One of the most overlooked risk factors lies in how we choose to “discipline” children. Across the country, slaps, whips and beatings are still common in homes and some schools, defended as necessary to produce “respectful” children. In reality, this form of violent discipline trains the next generation to accept or reproduce violence in their own intimate relationships. In townships, compounds and villages, many adults still believe that the only way to raise a well-behaved child is through a “proper beating”. Children are hit with belts, sticks, hosepipes and open hands. In some schools, despite a long-standing ban, teachers still line pupils up for the cane.

National survey data show a troubling contradiction: many Zambians say they oppose violence against women and children, yet a majority still believe it is acceptable for parents to use physical force on children “sometimes” or “always”. This double standard lies at the heart of our struggle. We condemn GBV but continue to defend violence as a tool of love and education.
When a child is told, “I beat you because I love you,” a dangerous lesson is learned: that love and pain belong together, and that the person with more power has the right to use their hands.

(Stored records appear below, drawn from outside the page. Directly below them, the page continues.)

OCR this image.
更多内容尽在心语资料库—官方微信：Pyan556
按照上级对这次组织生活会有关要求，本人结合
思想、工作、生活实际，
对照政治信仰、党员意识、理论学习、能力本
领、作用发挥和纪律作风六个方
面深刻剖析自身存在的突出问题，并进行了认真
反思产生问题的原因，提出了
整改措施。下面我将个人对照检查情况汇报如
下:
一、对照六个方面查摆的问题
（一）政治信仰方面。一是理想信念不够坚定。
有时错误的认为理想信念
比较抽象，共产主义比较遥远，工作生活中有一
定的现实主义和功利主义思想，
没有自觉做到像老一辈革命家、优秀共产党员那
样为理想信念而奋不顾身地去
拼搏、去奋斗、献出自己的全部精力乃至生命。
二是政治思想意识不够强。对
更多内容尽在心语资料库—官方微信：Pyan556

Not every child who is beaten will grow up to beat a partner, and not every survivor of corporal punishment will be abused in marriage. Human lives are more complex than that. However, research from Southern Africa and beyond shows a clear pattern: people who grow up with violent discipline are more likely, as adults, to accept or use violence in intimate relationships.
Boys who are beaten or who witness their mothers being beaten may learn that “real men” control the home by force. Girls who are regularly punished harshly may learn to keep quiet and endure, even when they are hurt. Later in life, this can translate into staying with an abusive partner because pain feels “normal” or using violence because it is what they saw growing up. In other words, the first “school” of GBV is not a bar, shebeen or street corner. It is the home and the classroom.

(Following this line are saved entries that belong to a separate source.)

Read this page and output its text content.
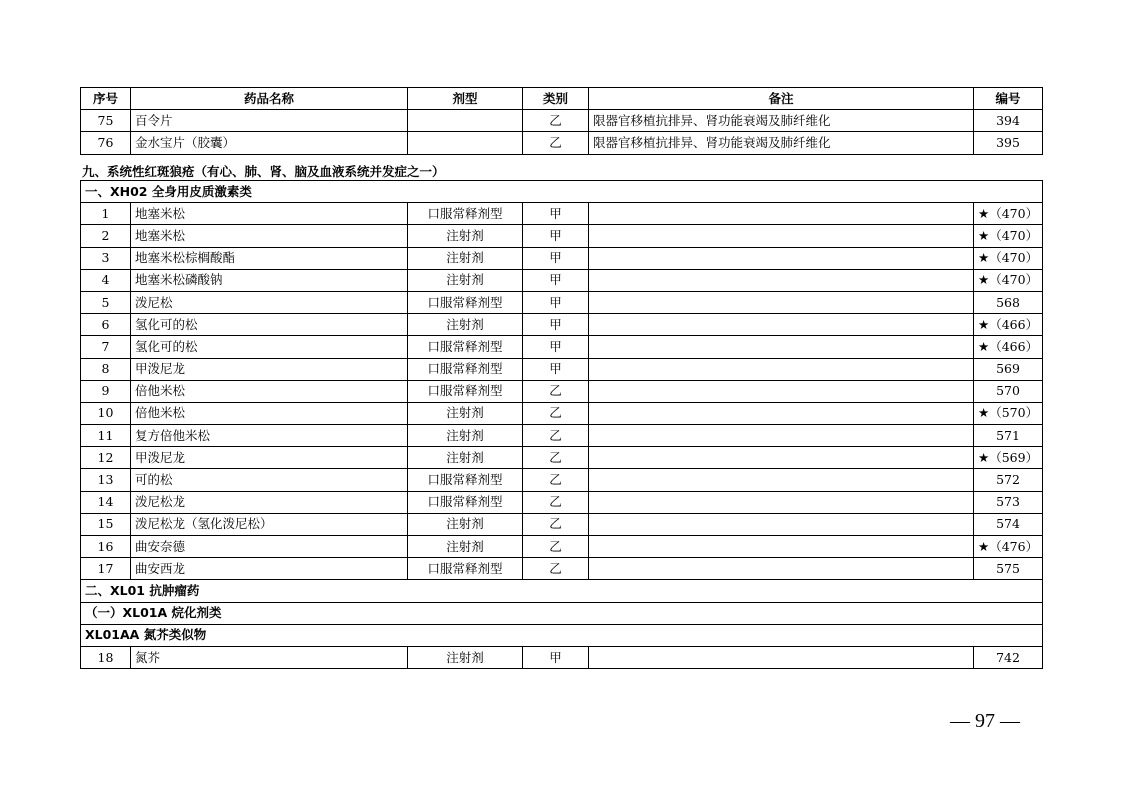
序号	药品名称	剂型	类别	备注	编号
75	百令片		乙	限器官移植抗排异、肾功能衰竭及肺纤维化	394
76	金水宝片（胶囊）		乙	限器官移植抗排异、肾功能衰竭及肺纤维化	395
九、系统性红斑狼疮（有心、肺、肾、脑及血液系统并发症之一）
一、XH02 全身用皮质激素类					
1	地塞米松	口服常释剂型	甲		★（470）
2	地塞米松	注射剂	甲		★（470）
3	地塞米松棕榈酸酯	注射剂	甲		★（470）
4	地塞米松磷酸钠	注射剂	甲		★（470）
5	泼尼松	口服常释剂型	甲		568
6	氢化可的松	注射剂	甲		★（466）
7	氢化可的松	口服常释剂型	甲		★（466）
8	甲泼尼龙	口服常释剂型	甲		569
9	倍他米松	口服常释剂型	乙		570
10	倍他米松	注射剂	乙		★（570）
11	复方倍他米松	注射剂	乙		571
12	甲泼尼龙	注射剂	乙		★（569）
13	可的松	口服常释剂型	乙		572
14	泼尼松龙	口服常释剂型	乙		573
15	泼尼松龙（氢化泼尼松）	注射剂	乙		574
16	曲安奈德	注射剂	乙		★（476）
17	曲安西龙	口服常释剂型	乙		575
二、XL01 抗肿瘤药					
（一）XL01A 烷化剂类					
XL01AA 氮芥类似物					
18	氮芥	注射剂	甲		742
— 97 —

On paper, Zambia has done well. Corporal punishment in schools is prohibited. The Children’s Code Act strengthens the protection of children. The Anti-Gender-Based Violence Act gives survivors more avenues for justice and recognises GBV as a serious crime.
But laws alone do not change old habits.

Many parents defend beatings by saying, “I was beaten and I turned out fine.” Some teachers, overwhelmed by large classes and limited support, feel the stick is the only language pupils understand. Community leaders may condemn GBV in public, but in private still advise women to “go back and resolve things” even after serious violence.

The result is a dangerous double message: GBV is wrong, but beating those we love is acceptable if we call it “discipline”. Ending corporal punishment does not mean letting children misbehave without consequences. It means using firm, fair and non-violent discipline that teaches responsibility instead of fear.

In homes, this can include setting clear rules and explaining them, using time out, loss of privileges or extra non humiliating chores instead of beatings, and adults learning to cool down before reacting in anger. In schools, it means training teachers in classroom management that relies on routines, positive reinforcement and non-violent penalties. It also means re issuing and enforcing the no corporal punishment policy and creating safe channels for pupils to report abuse by teachers or peers. These methods require more patience than picking up a stick, but they produce more confident, respectful and less violent adults. If Zambia is serious about ending GBV, tackling violent child discipline must be part of the plan.

Government can treat corporal punishment as a GBV risk factor, not a side issue; demand regular reporting on violence against children in schools and communities; and fund parenting programmes and teacher training in non-violent discipline. Traditional and faith leaders can publicly preach that love does not require beating – whether of wives or children – and help update community norms that still glorify harsh punishment.

Media houses, including this paper, can run stories and campaigns that expose the link between childhood beatings and later GBV, and give voice to survivors and reformed perpetrators who can explain how violence in childhood shaped their adult relationships. Many Zambians carry visible and invisible scars from the beatings of their own childhoods. This is not about blaming our parents or teachers, who often did what they knew, with the tools they had. It is about making a different choice for the next generation.

The most powerful sentence a mother, father, aunt, uncle, teacher or guardian can say today is not, “I was beaten and I’m fine,” but “I was beaten, and that is exactly why my children will not go through the same.” If we want fewer GBV cases tomorrow, we must stop teaching violence as “discipline” today.